Elle est descendue à son tour à la station suivante.
Elle avait esquivé la violence mais avait su porter un regard in-habitué sur la pauvreté ;
Ce n'était pas la solution mais c'était déjà un solide point de départ, celui du regard toujours à conserver en éveil attentif, sans "comme souvent" déshumanisant.
Commentaires
"Mais je cherche comme vous" : moi aussi avec vous ! Et on est pleins à chercher, et disons-le nous, partageons nos idées, et continuons à chercher pour agir aussi bien que nous pouvons.
Bon concrètement en tous les cas, je me suis reconnue dans ta réaction, les arguments du type "oui mais ça entretient la mendicité" ne me convainquent plus, (car le filet social est trop plein de trous, etc.). Cela dit ce geste me met surtout face aux questions sur les formes d'engagements ou d'actions qui seraient pertinentes, dans lesquelles j'essaie de piocher au jour le jour, sans avoir de vue d'ensemble cohérente.
En tous les cas merci de parler de cette expérience qui nous prend aux tripes tout le temps. Bises
L.
Cherchons ! :)
Bises !
C'était qwaaaa le livre ?
Hummm.
Donc si je comprends bien, tu arrives à lire un bouquin tout en prenant des notes, le tout dans le métro, et avec une voisine à côté de toi ? Hmmm... Et tu le vis bien d'avoir trois bras ?
Au-delà de la plaisanterie (enfin, je veux bien savoir comment tu t'y prends, hein), reste... la question, la grande question !
J'habite sur une ligne particulièrement fréquentée, et fréquentée par de "vrais" mendiants, si l'on peut dire - pas des gamines de seize ans qui sont envoyées par le réseau mafioso qui les a arrachées à leur Roumanie ou Bulgarie natale et qui se font piquer le pognon le soir, avec la danse s'il n'y a pas assez. On finit par les reconnaître, savoir leur prénom, leur âge, savoir aussi depuis combien de temps ils sont là.
Les années passent. Ils sont toujours là, tous les matins. Ou pas. Et en fait quand ils disparaissent on ne s'en aperçoit pas : peut-être ils sont morts, mais ils ne comptent pas.
Au fond, peut-être la première chose à faire c'est de les regarder comme des hommes, vraiment. Mais ça demande une bonne dose de courage - surtout quand on est une fille.
@Jeune imbécile : A ton avis ? Ca commence par Bi et ça finit par ble.
@ Edel : avec un sac à dos posé sur les genoux comme support, ça passe tout seul
Et je suis d'accord sur ce que tu dis à propos du regard : les regarder comme des hommes.
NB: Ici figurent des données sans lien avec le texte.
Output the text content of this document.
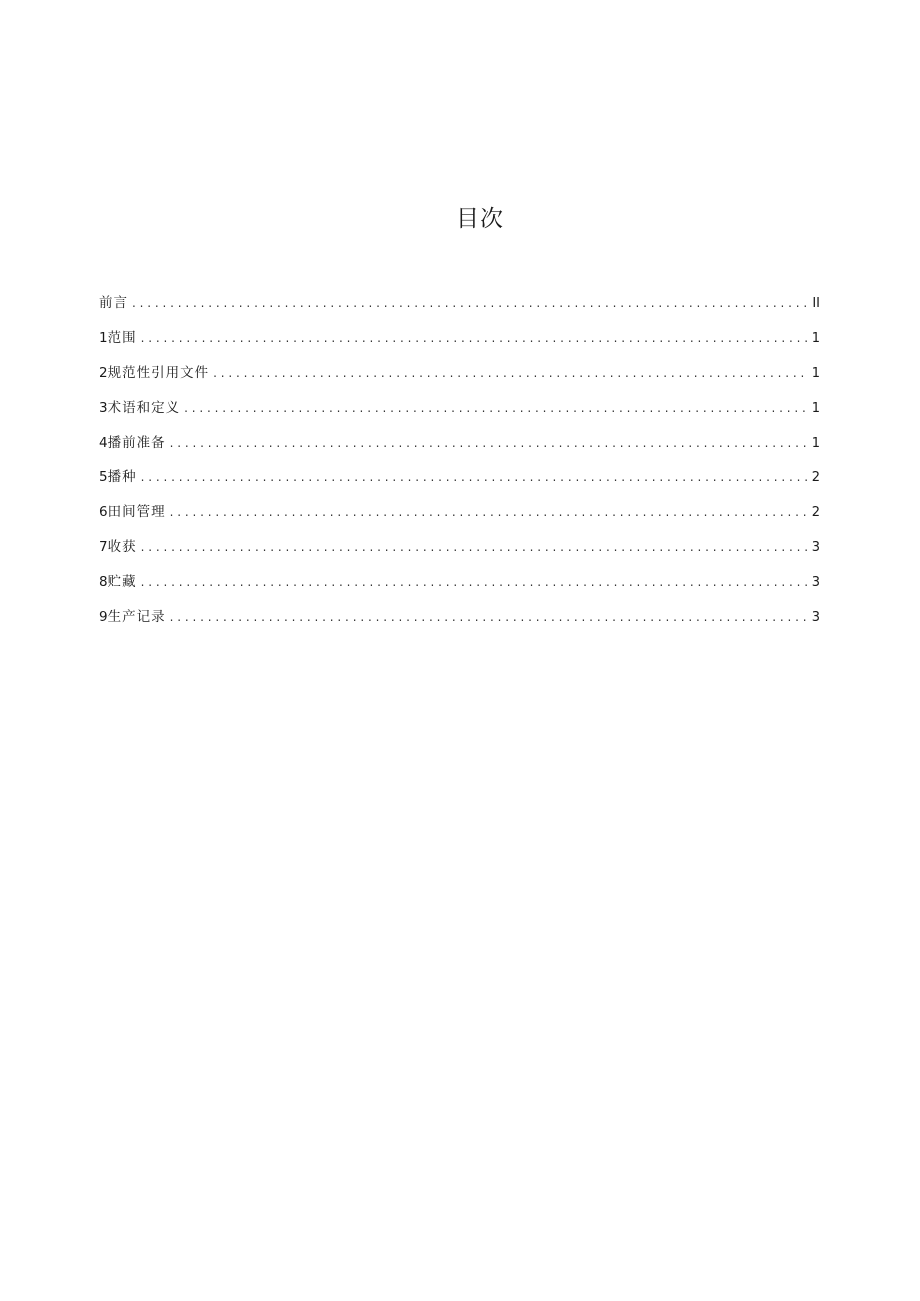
目次
前言 . . .	II
1 范围 . . .	1
2 规范性引用文件 . . .	1
3 术语和定义 . . .	1
4 播前准备 . . .	1
5 播种 . . .	2
6 田间管理 . . .	2
7 收获 . . .	3
8 贮藏 . . .	3
9 生产记录 . . .	3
Et les regarder aussi peut-être en priant et en demandant à Dieu d'apprendre à les regarder comme Lui les voit.
Merci Zabou
Cela me rappelle un texte écrit au début de l'année "Qui voyez-vous ?"
et quelques semaines plus tard, des avancées : "Des hommes sont remis debout" & "Qu'as-tu fait de ton frère?"
avant une vraie injustice
et de nouvelles avancées ...
Restons dans la foi, l'espérance et la charité !
A suivre
@ OJ+ : Et il faut visiblement continuer à se battre et à prier...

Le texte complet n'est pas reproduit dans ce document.